Question

A metal plate of area $1\times {10}^{-4}{\text{m}}^2$ is illuminated by a radiation of intensity $16{\text{mW/m}}^2$ . The work function of the metal is $5\text{eV}$. The energy of the incident photons is $10\text{eV}$ and only $10\%$ of it produces photo electrons.
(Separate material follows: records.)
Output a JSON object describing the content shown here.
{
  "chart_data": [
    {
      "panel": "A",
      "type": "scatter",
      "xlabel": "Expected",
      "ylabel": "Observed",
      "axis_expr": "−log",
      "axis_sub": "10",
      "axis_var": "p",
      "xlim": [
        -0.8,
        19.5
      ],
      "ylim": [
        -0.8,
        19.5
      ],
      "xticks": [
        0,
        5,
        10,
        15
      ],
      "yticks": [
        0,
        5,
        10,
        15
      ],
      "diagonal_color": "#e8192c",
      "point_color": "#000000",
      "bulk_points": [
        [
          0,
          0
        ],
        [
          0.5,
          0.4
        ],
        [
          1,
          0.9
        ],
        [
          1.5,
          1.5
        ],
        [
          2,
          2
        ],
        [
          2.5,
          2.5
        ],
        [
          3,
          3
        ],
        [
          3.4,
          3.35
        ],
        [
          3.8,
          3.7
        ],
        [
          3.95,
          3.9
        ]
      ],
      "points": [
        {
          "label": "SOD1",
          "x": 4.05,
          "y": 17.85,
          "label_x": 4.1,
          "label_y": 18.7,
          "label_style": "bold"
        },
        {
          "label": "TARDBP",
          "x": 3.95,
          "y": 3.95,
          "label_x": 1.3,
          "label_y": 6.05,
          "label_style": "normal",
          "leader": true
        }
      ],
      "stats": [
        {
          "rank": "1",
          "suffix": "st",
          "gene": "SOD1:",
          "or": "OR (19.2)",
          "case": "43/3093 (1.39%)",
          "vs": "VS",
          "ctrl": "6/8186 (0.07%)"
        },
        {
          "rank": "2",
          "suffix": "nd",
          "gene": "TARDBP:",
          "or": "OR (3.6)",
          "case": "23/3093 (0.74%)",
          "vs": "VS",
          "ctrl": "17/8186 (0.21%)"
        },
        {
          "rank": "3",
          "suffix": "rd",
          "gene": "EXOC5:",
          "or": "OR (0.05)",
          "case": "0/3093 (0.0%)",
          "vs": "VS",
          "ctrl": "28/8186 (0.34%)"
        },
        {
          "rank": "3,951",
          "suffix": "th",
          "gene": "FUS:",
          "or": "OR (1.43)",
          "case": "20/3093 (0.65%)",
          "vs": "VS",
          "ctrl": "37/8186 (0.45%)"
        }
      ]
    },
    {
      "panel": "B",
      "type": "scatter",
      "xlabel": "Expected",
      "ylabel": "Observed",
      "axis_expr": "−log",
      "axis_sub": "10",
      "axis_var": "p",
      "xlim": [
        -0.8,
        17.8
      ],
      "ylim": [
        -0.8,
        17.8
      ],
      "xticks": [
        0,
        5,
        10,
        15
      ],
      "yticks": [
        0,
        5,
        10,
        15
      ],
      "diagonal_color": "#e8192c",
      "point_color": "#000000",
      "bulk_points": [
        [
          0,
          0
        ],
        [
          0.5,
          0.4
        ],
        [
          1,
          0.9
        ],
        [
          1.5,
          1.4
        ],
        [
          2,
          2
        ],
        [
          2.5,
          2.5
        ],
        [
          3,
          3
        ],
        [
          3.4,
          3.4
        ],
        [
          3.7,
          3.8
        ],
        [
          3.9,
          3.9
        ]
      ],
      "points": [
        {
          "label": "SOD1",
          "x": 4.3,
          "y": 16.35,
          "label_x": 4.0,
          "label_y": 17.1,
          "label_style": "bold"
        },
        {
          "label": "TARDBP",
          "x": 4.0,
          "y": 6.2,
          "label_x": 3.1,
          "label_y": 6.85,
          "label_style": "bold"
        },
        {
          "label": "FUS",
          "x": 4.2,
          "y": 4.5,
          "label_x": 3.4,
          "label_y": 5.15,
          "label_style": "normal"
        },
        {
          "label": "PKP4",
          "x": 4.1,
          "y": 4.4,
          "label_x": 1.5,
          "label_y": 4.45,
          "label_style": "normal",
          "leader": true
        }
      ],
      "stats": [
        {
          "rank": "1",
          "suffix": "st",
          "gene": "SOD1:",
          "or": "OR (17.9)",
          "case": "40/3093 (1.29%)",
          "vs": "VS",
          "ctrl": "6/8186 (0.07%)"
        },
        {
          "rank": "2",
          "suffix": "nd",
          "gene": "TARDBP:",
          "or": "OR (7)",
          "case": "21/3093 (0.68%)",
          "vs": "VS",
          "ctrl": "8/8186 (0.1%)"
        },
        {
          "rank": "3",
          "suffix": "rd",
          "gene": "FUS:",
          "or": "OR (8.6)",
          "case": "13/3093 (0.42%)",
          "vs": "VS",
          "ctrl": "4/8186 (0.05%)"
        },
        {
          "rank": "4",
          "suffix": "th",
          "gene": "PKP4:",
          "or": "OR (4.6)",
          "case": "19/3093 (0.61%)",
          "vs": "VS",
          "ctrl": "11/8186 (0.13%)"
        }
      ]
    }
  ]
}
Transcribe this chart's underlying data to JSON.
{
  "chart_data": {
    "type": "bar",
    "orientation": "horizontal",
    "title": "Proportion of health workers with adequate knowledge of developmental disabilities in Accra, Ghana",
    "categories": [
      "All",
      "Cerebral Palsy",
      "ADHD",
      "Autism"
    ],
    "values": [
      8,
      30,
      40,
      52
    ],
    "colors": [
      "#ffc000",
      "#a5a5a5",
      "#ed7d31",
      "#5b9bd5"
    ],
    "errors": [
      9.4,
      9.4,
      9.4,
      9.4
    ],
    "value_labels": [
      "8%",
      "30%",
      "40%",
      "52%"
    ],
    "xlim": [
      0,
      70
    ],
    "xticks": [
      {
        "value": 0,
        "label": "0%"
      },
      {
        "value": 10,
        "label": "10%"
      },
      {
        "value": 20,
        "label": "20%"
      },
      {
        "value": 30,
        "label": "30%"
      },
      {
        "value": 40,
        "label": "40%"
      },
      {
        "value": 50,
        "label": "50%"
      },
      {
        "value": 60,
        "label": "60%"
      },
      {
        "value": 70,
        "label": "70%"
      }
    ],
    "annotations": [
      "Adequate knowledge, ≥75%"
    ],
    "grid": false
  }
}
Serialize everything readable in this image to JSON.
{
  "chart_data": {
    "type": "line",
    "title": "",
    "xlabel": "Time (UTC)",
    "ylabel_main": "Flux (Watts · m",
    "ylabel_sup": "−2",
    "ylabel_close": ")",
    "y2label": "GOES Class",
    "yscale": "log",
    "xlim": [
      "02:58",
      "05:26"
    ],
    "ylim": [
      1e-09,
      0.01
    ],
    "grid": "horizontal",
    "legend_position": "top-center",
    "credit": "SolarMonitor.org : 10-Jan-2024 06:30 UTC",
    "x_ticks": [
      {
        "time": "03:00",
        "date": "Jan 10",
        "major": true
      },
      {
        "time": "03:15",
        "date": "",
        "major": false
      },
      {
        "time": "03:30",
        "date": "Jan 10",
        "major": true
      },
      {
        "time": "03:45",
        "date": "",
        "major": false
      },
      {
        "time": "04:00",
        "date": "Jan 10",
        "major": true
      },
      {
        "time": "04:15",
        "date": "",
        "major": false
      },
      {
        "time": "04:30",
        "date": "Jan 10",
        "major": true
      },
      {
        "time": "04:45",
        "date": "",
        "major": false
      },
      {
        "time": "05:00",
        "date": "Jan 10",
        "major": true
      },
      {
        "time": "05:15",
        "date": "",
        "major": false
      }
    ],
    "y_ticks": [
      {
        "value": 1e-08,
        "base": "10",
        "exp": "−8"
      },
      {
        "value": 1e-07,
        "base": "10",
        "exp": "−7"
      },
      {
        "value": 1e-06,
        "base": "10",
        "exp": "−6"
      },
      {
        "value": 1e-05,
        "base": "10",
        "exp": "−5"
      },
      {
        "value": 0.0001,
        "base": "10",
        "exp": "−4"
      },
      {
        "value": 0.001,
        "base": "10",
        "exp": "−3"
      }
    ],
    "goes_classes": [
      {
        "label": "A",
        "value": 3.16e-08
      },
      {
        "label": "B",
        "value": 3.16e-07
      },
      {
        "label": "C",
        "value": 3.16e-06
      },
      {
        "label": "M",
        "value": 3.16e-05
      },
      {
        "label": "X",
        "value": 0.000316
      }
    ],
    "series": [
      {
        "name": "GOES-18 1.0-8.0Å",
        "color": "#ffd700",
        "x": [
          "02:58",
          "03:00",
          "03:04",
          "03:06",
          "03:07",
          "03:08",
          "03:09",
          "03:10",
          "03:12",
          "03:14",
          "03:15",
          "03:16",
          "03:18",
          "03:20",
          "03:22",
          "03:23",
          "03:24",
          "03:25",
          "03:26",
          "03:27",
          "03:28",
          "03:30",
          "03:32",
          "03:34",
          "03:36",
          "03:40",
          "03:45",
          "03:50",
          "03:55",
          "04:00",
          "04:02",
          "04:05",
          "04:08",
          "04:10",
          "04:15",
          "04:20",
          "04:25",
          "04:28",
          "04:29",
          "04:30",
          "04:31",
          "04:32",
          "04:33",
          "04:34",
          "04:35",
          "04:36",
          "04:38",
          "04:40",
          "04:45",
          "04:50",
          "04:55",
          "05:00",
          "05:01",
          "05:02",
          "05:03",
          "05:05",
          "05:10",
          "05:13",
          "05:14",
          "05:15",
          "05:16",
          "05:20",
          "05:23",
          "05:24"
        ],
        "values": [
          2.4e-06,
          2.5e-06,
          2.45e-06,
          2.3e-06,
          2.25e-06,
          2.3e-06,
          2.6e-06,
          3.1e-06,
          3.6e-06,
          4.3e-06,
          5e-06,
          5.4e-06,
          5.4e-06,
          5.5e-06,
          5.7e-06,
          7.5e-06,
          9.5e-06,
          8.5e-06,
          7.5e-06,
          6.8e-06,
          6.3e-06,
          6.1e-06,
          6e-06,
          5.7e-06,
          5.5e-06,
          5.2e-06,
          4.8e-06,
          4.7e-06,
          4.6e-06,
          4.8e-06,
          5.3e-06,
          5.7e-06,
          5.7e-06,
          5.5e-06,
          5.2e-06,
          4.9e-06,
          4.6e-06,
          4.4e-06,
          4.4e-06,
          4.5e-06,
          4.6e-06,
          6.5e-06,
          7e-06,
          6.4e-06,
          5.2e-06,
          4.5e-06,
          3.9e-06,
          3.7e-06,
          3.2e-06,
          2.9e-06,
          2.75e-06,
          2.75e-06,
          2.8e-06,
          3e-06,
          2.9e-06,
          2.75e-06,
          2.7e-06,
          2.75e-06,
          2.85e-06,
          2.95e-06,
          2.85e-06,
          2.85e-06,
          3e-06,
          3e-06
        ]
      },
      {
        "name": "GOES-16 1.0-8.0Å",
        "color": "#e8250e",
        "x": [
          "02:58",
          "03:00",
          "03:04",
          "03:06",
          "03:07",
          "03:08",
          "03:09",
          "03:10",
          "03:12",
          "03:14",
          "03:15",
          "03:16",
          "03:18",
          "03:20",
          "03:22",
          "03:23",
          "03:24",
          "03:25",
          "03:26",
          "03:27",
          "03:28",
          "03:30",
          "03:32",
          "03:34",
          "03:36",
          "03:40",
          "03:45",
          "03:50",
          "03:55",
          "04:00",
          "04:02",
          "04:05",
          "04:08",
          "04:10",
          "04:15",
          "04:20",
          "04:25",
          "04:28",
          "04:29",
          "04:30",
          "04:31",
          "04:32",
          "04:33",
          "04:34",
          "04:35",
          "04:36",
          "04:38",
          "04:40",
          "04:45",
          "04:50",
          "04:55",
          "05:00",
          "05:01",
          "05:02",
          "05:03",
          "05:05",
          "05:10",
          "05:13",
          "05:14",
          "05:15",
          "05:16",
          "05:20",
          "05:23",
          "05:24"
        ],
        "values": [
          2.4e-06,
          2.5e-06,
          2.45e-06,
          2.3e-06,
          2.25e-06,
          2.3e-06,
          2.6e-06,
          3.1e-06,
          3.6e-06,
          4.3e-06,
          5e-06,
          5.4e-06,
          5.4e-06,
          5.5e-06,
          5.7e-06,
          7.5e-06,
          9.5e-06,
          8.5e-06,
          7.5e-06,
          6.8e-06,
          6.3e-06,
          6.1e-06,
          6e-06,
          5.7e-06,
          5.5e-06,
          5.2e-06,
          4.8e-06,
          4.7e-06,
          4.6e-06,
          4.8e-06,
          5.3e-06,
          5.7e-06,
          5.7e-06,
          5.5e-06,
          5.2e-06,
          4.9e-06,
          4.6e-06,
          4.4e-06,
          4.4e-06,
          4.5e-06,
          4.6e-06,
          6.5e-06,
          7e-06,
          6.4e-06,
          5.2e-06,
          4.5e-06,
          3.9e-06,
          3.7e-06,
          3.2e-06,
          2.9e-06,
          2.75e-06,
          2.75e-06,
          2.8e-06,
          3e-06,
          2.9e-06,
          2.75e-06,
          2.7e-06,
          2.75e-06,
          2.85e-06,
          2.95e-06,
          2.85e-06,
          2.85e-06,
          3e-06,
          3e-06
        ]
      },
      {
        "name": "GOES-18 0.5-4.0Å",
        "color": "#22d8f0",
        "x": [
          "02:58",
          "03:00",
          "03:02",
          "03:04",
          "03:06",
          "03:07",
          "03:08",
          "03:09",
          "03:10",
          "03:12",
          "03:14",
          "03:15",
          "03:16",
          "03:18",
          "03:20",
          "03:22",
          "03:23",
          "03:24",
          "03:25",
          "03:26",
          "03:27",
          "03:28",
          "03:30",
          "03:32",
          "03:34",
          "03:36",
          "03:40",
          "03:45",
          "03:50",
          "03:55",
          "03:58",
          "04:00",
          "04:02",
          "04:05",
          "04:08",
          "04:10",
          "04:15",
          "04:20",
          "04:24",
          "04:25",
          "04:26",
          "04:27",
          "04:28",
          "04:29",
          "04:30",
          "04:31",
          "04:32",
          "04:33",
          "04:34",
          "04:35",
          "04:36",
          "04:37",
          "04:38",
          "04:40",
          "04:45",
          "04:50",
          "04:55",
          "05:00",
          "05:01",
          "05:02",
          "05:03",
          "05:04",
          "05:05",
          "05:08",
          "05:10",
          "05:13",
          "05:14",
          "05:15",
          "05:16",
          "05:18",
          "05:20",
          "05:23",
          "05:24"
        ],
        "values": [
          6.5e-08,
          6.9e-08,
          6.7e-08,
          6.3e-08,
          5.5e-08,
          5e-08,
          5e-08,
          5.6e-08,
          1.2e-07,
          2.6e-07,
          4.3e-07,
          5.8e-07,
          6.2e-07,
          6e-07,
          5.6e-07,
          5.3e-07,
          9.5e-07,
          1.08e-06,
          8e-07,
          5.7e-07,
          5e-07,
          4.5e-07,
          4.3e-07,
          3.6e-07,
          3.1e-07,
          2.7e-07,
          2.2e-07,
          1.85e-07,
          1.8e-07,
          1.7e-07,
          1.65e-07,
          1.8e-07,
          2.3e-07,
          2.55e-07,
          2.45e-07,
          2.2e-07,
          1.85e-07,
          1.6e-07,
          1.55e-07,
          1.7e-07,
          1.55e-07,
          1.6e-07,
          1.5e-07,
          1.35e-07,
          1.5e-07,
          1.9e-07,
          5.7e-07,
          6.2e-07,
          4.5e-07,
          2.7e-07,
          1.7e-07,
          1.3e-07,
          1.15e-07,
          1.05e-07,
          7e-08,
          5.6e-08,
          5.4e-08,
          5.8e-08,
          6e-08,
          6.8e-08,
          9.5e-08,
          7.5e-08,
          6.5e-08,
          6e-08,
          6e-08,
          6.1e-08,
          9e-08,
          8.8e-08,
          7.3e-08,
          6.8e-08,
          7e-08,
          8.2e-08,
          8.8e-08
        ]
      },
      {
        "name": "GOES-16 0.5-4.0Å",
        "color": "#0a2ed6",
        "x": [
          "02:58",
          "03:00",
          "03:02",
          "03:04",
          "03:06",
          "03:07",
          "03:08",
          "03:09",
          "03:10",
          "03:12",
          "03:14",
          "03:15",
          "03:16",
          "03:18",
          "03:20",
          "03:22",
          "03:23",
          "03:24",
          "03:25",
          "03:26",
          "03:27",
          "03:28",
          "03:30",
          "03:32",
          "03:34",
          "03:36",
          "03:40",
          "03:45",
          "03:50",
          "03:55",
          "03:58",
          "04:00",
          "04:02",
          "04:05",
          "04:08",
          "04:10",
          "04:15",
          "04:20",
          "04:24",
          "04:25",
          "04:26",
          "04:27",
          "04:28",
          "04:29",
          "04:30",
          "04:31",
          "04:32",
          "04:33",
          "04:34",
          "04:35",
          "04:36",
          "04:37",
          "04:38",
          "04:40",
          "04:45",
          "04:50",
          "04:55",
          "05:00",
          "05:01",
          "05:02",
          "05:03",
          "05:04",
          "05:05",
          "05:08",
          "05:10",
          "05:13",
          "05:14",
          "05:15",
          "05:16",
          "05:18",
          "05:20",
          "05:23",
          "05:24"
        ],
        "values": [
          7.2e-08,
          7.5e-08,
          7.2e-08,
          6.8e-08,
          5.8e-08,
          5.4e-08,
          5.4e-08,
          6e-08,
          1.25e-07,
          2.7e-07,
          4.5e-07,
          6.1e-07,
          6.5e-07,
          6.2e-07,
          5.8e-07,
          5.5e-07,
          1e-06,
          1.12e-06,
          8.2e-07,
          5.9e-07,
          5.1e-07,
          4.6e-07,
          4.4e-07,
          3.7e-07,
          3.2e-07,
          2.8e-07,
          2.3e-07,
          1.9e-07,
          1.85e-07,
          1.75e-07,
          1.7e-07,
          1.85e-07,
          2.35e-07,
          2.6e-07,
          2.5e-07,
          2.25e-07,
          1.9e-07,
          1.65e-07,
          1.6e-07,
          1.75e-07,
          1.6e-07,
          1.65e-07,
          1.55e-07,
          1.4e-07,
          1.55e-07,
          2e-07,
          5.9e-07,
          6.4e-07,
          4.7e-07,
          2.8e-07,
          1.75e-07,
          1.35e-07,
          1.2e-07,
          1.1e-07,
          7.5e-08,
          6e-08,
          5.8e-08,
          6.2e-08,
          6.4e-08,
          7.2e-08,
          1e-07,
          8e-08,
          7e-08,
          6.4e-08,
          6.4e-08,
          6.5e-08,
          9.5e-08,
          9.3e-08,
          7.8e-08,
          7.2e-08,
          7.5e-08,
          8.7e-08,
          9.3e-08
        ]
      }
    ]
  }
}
The number of emitted photo electrons per second and their maximum energy respectively, will be
$[1\text{eV}=1.6\times {10}^{-19}\text{J}]$

• A. ${10}^{14}\text{and}10\text{eV}$
• B. ${10}^{12}\text{and}5\text{eV}$
• C. ${10}^{11}\text{and}5\text{eV}$
• D. ${10}^{10}\text{and}5\text{eV}$

Answer 1

The correct option is C ${10}^{11}\text{and}5\text{eV}$

maximum Kinetic energy $K{E}_{max}=E-\Phi =10-5=5\text{eV}$

Using intensity formula $I=\frac{nE}{At}$
$n=$ no. of photoelectrons
$\Rightarrow 16\times {10}^{-3}=\left(\frac{n}{t}\right)\times \frac{10\times 1.6\times {10}^{-19}}{{10}^{-4}},\Rightarrow \frac{n}{t}={10}^{12}$
So, effective number of photoelectrons ejected per unit time$={10}^{12}\times \frac{10}{100}={10}^{11}$.